Are we getting ahead of ourselves?

for me on paper liverpool have the slightly harder of the two games than us, but according anyone and everyone its six points in bag but us on the other hand the talk is of potential banana skins

it makes no sense
Unfortunately for us the noises coming out of the broadcasting media and the written press is "anyone but Manchester City".

The footballing fraternity don't actually give a toss about Liverpool, rags, and any other club in the league for that matter. They'll start a campaign for any club who can challenge us to silverware.

They remind me of the kind of things I come out with: "I only support two football clubs, Manchester City and anyone playing against the rags".
The difference is I'm a City fan not an international broadcasting outlet.
 
for me on paper liverpool have the slightly harder of the two games than us, but according anyone and everyone its six points in bag but us on the other hand the talk is of potential banana skins

it makes no sense
It make absolute sense from a narrative point of view. We are leading, they are chasing. There is less of a story if we don’t falter.
 
We will know one way or another in 235 hours.

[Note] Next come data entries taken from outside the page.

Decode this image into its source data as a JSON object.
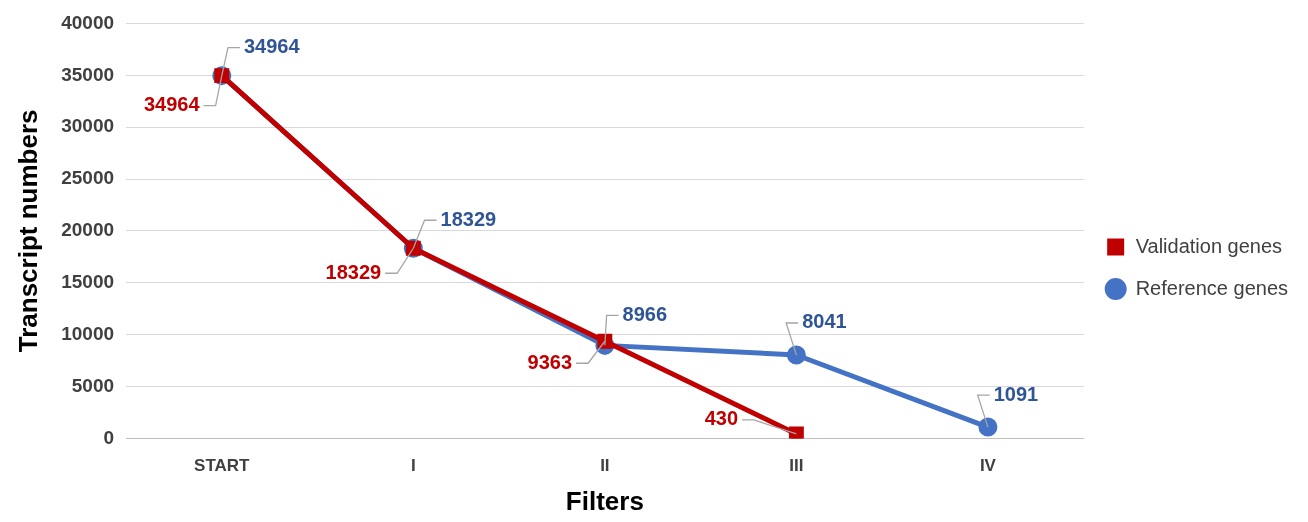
{
  "chart_data": {
    "type": "line",
    "xlabel": "Filters",
    "ylabel": "Transcript numbers",
    "categories": [
      "START",
      "I",
      "II",
      "III",
      "IV"
    ],
    "series": [
      {
        "name": "Validation genes",
        "color": "#c00000",
        "marker": "square",
        "values": [
          34964,
          18329,
          9363,
          430,
          null
        ]
      },
      {
        "name": "Reference genes",
        "color": "#4472c4",
        "marker": "circle",
        "values": [
          34964,
          18329,
          8966,
          8041,
          1091
        ]
      }
    ],
    "ylim": [
      0,
      40000
    ],
    "yticks": [
      0,
      5000,
      10000,
      15000,
      20000,
      25000,
      30000,
      35000,
      40000
    ],
    "grid": "y",
    "legend": "right",
    "data_labels": true
  }
}
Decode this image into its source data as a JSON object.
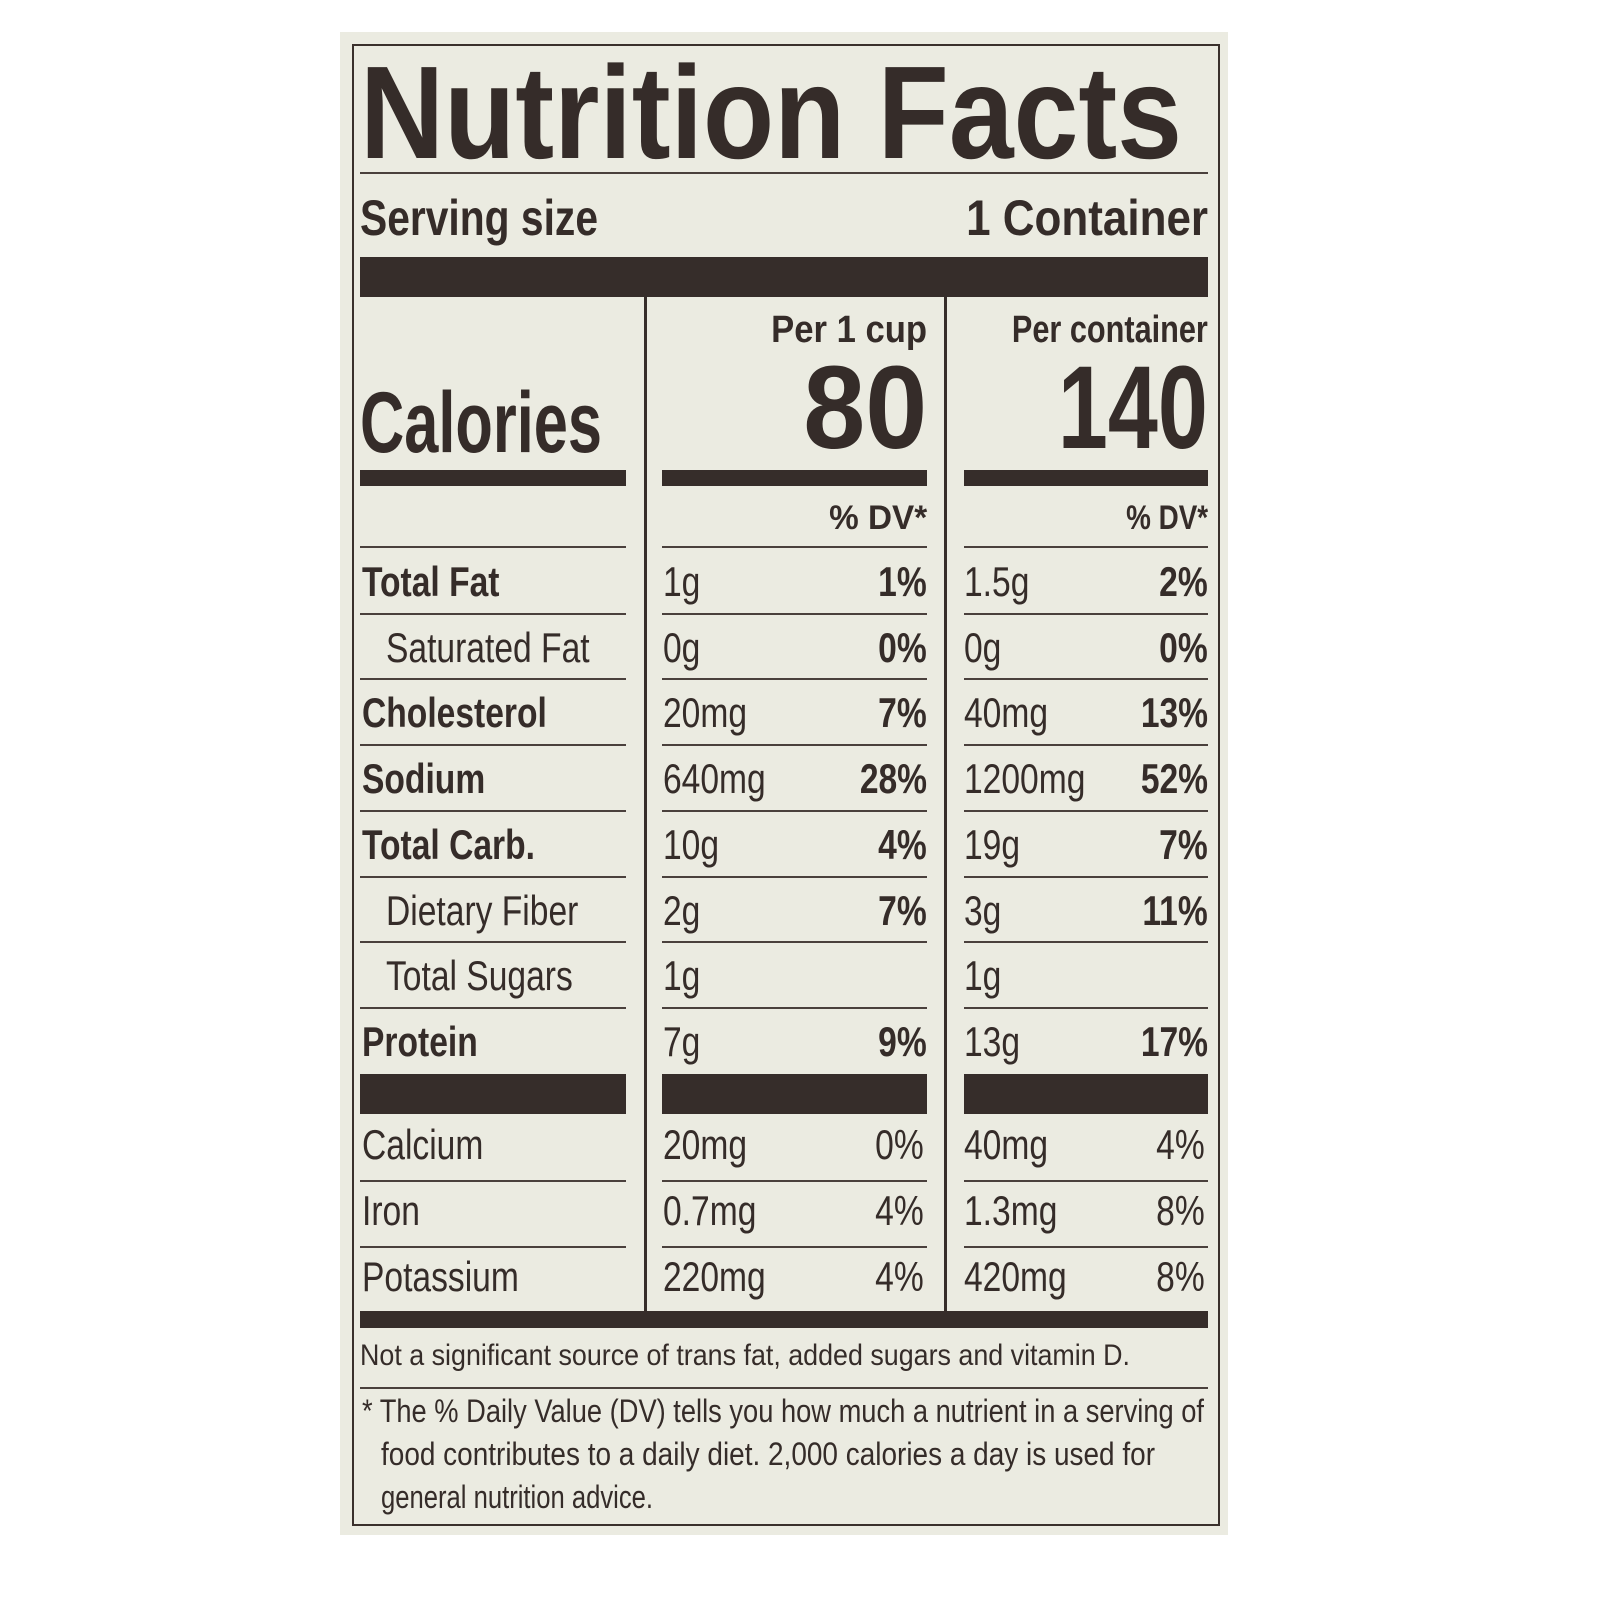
{
  "label": {
    "title": "Nutrition Facts",
    "serving_size_label": "Serving size",
    "serving_size_value": "1 Container",
    "calories_label": "Calories",
    "columns": [
      {
        "header": "Per 1 cup",
        "calories": "80",
        "dv_header": "% DV*"
      },
      {
        "header": "Per container",
        "calories": "140",
        "dv_header": "% DV*"
      }
    ],
    "nutrients": [
      {
        "name": "Total Fat",
        "bold": true,
        "indent": false,
        "cup_amount": "1g",
        "cup_dv": "1%",
        "container_amount": "1.5g",
        "container_dv": "2%"
      },
      {
        "name": "Saturated Fat",
        "bold": false,
        "indent": true,
        "cup_amount": "0g",
        "cup_dv": "0%",
        "container_amount": "0g",
        "container_dv": "0%"
      },
      {
        "name": "Cholesterol",
        "bold": true,
        "indent": false,
        "cup_amount": "20mg",
        "cup_dv": "7%",
        "container_amount": "40mg",
        "container_dv": "13%"
      },
      {
        "name": "Sodium",
        "bold": true,
        "indent": false,
        "cup_amount": "640mg",
        "cup_dv": "28%",
        "container_amount": "1200mg",
        "container_dv": "52%"
      },
      {
        "name": "Total Carb.",
        "bold": true,
        "indent": false,
        "cup_amount": "10g",
        "cup_dv": "4%",
        "container_amount": "19g",
        "container_dv": "7%"
      },
      {
        "name": "Dietary Fiber",
        "bold": false,
        "indent": true,
        "cup_amount": "2g",
        "cup_dv": "7%",
        "container_amount": "3g",
        "container_dv": "11%"
      },
      {
        "name": "Total Sugars",
        "bold": false,
        "indent": true,
        "cup_amount": "1g",
        "cup_dv": "",
        "container_amount": "1g",
        "container_dv": ""
      },
      {
        "name": "Protein",
        "bold": true,
        "indent": false,
        "cup_amount": "7g",
        "cup_dv": "9%",
        "container_amount": "13g",
        "container_dv": "17%"
      }
    ],
    "minerals": [
      {
        "name": "Calcium",
        "cup_amount": "20mg",
        "cup_dv": "0%",
        "container_amount": "40mg",
        "container_dv": "4%"
      },
      {
        "name": "Iron",
        "cup_amount": "0.7mg",
        "cup_dv": "4%",
        "container_amount": "1.3mg",
        "container_dv": "8%"
      },
      {
        "name": "Potassium",
        "cup_amount": "220mg",
        "cup_dv": "4%",
        "container_amount": "420mg",
        "container_dv": "8%"
      }
    ],
    "not_significant": "Not a significant source of trans fat, added sugars and vitamin D.",
    "footnote_lines": [
      "* The % Daily Value (DV) tells you how much a nutrient in a serving of",
      "food contributes to a daily diet. 2,000 calories a day is used for",
      "general nutrition advice."
    ],
    "colors": {
      "ink": "#352c29",
      "paper": "#ebebe1"
    }
  }
}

If we win it - I am going to sit naked apart from my coat with two bottles of red wine, some cheese and biscuits, some grapes, a columbo video on, some poppers and a pack of party rings, some cheese on toast and the boys in blue song in my conservatory for 12 hours. Once I am pissed and off my tits I am then going to have the ultimate power wank over John Alrdriges pain at us winning it. At the vinegar stroke I am going to shout - oli club, empty seats, no fans, klopps dentures, James Milner,

Then I am going to bed.
I am gutted I didn't write this post.
 
We will know one way or another in 235 hours.

If we win it - I am going to sit naked apart from my coat with two bottles of red wine, some cheese and biscuits, some grapes, a columbo video on, some poppers and a pack of party rings, some cheese on toast and the boys in blue song in my conservatory for 12 hours. Once I am pissed and off my tits I am then going to have the ultimate power wank over John Alrdriges pain at us winning it. At the vinegar stroke I am going to shout - oli club, empty seats, no fans, klopps dentures, James Milner,

Then I am going to bed.

Can you do that at the top of the 64 storey Deansgate Square tower. ;-)

And let me know in advance so I can film your doing in via my Drone.
 
Can you do that at the top of the 64 storey Deansgate Square tower. ;-)

And let me know in advance so I can film your doing in via my Drone.

Haha! Make good money that mate...
 
If we are getting ahead of ourselves, LFC and the media are already into next season, wondering how LFC can improve on their magnificence. Pep knows what he is doing, keep the faith and hope Newcastle and Wolves can spoil their party. If not we simply have to win two very winnable games.